Biomedical Engineering, University of Virginia, Charlottesville, Virginia, United States of America.
Ophthalmology, University of Virginia, Charlottesville, Virginia, United States of America.
PLoS Comput Biol. 2021 May 10;17(5):e1008937. doi: 10.1371/journal.pcbi.1008937. eCollection 2021 May.
Skeletal muscle possesses a remarkable capacity for repair and regeneration following a variety of injuries. When successful, this highly orchestrated regenerative process requires the contribution of several muscle resident cell populations including satellite stem cells (SSCs), fibroblasts, macrophages and vascular cells. However, volumetric muscle loss injuries (VML) involve simultaneous destruction of multiple tissue components (e.g., as a result of battlefield injuries or vehicular accidents) and are so extensive that they exceed the intrinsic capability for scarless wound healing and result in permanent cosmetic and functional deficits. In this scenario, the regenerative process fails and is dominated by an unproductive inflammatory response and accompanying fibrosis. The failure of current regenerative therapeutics to completely restore functional muscle tissue is not surprising considering the incomplete understanding of the cellular mechanisms that drive the regeneration response in the setting of VML injury. To begin to address this profound knowledge gap, we developed an agent-based model to predict the tissue remodeling response following surgical creation of a VML injury. Once the model was able to recapitulate key aspects of the tissue remodeling response in the absence of repair, we validated the model by simulating the tissue remodeling response to VML injury following implantation of either a decellularized extracellular matrix scaffold or a minced muscle graft. The model suggested that the SSC microenvironment and absence of pro-differentiation SSC signals were the most important aspects of failed muscle regeneration in VML injuries. The major implication of this work is that agent-based models may provide a much-needed predictive tool to optimize the design of new therapies, and thereby, accelerate the clinical translation of regenerative therapeutics for VML injuries.

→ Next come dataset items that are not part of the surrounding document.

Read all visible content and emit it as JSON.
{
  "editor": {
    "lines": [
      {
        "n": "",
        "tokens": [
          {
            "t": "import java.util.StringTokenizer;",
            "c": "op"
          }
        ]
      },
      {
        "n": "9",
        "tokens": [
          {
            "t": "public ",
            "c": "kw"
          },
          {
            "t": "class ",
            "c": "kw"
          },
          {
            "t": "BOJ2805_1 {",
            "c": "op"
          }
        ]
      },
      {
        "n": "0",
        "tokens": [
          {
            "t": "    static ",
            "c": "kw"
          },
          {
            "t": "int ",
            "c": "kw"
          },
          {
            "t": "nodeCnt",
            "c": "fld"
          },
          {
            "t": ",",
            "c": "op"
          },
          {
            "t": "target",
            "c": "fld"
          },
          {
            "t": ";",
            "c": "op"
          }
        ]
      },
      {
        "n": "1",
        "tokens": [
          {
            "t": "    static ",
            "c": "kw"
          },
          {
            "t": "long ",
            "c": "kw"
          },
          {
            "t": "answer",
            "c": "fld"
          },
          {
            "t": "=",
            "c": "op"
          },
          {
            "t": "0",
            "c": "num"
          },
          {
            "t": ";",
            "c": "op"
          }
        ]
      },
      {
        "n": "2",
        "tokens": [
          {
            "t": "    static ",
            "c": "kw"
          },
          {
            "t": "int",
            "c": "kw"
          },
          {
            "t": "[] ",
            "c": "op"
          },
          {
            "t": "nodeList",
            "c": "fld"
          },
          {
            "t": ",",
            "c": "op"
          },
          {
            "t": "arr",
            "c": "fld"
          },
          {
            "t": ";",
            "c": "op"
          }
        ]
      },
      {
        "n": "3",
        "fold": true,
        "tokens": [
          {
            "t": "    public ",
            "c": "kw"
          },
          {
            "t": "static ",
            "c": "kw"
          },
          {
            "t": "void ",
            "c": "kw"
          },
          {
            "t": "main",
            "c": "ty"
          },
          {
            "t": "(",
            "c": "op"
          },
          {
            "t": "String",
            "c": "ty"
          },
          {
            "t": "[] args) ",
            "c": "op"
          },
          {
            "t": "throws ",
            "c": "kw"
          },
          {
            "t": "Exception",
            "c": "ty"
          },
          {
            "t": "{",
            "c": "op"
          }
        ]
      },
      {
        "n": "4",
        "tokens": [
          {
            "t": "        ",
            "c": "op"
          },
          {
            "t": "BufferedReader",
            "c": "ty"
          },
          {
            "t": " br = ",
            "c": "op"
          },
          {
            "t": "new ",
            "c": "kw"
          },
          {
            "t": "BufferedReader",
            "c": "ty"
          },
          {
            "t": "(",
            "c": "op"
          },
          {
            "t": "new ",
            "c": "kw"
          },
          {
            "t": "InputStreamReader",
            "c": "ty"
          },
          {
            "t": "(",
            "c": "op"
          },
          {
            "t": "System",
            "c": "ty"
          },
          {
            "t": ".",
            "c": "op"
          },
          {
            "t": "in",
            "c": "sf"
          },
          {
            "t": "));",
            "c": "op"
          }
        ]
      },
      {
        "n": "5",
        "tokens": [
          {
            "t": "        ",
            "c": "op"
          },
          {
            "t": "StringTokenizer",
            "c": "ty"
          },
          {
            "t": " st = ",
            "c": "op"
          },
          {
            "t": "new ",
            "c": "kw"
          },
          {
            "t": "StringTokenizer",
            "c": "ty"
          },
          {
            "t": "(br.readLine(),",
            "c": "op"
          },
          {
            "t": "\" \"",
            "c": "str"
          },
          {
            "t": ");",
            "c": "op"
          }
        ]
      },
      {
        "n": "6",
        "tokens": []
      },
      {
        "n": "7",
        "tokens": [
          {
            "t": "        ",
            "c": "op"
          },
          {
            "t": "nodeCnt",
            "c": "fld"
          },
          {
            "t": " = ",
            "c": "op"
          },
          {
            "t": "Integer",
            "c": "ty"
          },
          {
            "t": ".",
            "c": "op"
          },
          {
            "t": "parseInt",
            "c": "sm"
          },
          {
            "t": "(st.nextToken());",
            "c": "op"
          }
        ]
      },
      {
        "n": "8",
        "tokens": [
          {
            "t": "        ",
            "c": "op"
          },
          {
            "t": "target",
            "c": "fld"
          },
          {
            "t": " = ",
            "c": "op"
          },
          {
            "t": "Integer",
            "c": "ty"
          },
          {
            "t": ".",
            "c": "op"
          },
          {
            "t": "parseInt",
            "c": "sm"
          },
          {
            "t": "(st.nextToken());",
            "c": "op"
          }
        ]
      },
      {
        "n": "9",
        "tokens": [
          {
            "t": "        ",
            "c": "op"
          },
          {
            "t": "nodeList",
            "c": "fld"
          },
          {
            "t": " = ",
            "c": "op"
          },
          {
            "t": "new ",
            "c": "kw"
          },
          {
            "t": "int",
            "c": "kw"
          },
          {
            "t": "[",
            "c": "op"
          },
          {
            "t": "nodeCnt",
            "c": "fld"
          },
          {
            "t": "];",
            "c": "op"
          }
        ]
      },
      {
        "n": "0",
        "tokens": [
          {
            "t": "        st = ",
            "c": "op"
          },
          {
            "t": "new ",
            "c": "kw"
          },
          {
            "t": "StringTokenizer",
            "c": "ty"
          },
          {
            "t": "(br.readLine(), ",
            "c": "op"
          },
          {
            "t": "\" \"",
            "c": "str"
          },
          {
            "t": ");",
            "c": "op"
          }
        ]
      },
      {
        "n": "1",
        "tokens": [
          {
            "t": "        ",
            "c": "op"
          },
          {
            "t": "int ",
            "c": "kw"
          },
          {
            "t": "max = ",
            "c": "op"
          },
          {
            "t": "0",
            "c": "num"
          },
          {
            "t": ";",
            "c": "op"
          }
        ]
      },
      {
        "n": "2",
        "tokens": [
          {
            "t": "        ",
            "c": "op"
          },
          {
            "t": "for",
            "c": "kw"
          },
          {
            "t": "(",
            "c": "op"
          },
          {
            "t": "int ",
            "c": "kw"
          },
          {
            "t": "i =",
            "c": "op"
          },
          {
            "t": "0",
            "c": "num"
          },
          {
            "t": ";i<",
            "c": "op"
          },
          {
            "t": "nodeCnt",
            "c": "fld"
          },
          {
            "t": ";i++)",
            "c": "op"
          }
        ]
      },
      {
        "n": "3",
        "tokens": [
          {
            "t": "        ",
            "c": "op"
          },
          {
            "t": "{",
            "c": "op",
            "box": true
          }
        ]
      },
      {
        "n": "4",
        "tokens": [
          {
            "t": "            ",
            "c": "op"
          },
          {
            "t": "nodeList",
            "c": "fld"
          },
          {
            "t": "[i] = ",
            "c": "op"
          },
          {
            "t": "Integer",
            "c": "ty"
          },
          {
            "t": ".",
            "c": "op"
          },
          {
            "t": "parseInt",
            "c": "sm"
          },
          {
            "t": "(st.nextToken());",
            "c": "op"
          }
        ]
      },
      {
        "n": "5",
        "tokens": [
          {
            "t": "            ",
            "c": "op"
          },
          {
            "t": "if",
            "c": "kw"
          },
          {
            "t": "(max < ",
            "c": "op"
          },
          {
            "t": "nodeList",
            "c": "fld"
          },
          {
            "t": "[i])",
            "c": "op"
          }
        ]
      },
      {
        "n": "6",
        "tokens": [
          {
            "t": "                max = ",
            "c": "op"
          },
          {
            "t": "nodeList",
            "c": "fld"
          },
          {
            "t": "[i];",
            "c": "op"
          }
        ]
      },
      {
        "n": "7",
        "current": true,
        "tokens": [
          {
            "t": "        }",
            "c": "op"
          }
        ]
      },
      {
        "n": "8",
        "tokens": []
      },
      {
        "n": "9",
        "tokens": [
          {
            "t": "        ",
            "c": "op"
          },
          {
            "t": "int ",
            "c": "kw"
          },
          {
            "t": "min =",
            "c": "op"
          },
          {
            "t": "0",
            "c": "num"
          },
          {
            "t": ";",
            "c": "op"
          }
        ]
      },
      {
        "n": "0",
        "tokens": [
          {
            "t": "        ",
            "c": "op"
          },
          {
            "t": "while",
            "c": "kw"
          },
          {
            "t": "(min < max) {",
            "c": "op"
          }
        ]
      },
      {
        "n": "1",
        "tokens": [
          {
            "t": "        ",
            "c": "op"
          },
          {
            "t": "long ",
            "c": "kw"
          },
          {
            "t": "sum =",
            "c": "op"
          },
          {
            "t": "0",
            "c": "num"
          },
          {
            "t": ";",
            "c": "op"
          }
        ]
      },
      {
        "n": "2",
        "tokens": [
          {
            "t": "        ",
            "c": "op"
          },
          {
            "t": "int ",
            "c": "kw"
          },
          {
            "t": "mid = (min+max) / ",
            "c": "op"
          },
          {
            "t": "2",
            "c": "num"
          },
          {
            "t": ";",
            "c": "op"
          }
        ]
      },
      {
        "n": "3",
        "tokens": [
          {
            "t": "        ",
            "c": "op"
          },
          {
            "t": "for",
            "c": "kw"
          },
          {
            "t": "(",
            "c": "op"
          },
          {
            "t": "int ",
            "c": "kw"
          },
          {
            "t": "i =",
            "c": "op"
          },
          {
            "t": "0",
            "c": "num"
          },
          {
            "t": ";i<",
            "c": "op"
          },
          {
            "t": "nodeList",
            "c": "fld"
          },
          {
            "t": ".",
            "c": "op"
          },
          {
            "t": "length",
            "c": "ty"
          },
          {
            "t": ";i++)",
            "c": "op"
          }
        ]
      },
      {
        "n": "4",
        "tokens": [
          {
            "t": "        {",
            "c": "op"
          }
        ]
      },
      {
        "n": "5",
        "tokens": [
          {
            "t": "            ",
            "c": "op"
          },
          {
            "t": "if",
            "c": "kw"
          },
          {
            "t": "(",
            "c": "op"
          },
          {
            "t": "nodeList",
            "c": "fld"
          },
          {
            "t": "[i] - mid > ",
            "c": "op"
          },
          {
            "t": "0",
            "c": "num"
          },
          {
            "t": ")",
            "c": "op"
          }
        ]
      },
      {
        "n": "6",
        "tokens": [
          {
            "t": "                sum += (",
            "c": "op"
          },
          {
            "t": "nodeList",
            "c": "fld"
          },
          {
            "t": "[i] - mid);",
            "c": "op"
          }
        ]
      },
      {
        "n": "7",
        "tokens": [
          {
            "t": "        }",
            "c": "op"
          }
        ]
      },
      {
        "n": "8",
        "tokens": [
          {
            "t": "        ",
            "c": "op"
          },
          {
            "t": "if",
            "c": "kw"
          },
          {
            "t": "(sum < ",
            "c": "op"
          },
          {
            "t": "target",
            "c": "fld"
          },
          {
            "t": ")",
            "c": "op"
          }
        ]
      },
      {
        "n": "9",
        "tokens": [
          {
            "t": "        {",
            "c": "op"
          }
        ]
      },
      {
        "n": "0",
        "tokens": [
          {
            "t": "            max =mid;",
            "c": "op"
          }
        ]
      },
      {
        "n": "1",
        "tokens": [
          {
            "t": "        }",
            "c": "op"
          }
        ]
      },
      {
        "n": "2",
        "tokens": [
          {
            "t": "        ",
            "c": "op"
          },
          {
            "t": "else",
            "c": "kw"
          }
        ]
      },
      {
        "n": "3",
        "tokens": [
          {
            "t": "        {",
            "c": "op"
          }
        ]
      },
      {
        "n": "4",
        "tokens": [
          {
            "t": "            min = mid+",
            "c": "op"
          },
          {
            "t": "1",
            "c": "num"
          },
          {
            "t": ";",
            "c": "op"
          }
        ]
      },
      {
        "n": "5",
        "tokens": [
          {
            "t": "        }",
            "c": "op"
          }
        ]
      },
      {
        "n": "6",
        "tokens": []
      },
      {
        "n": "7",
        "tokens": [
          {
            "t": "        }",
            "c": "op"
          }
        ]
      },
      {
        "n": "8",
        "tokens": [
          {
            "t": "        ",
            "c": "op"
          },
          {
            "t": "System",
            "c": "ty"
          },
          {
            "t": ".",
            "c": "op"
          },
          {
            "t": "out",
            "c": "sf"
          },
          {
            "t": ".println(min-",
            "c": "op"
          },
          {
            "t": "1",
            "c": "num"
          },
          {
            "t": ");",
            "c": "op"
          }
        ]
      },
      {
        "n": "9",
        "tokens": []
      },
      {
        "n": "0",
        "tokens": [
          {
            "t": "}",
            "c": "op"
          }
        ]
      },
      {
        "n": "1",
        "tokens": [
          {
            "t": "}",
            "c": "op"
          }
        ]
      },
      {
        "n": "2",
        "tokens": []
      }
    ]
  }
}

骨骼肌在受到各种损伤后,具有很强的修复和再生能力。在成功的情况下,这个高度协调的再生过程需要几种肌肉常驻细胞群体的贡献,包括卫星干细胞 (SSCs)、成纤维细胞、巨噬细胞和血管细胞。然而,体积性肌肉损失损伤 (VML) 涉及到多种组织成分的同时破坏(例如,由于战场伤害或车辆事故),并且范围如此广泛,以至于它们超出了无疤痕愈合的内在能力,并导致永久性的美容和功能缺陷。在这种情况下,再生过程失败,由无效的炎症反应和伴随的纤维化主导。考虑到对 VML 损伤中驱动再生反应的细胞机制的不完全理解,当前再生治疗方法未能完全恢复功能性肌肉组织并不令人惊讶。为了开始解决这个深刻的知识差距,我们开发了一个基于代理的模型,以预测 VML 损伤后手术引起的组织重塑反应。一旦该模型能够在没有修复的情况下重现组织重塑反应的关键方面,我们通过模拟植入脱细胞细胞外基质支架或切碎的肌肉移植物后 VML 损伤的组织重塑反应来验证该模型。该模型表明,SSC 微环境和缺乏促分化 SSC 信号是 VML 损伤中肌肉再生失败的最重要方面。这项工作的主要意义是,基于代理的模型可能提供急需的预测工具,以优化新疗法的设计,从而加速再生治疗方法在 VML 损伤中的临床转化。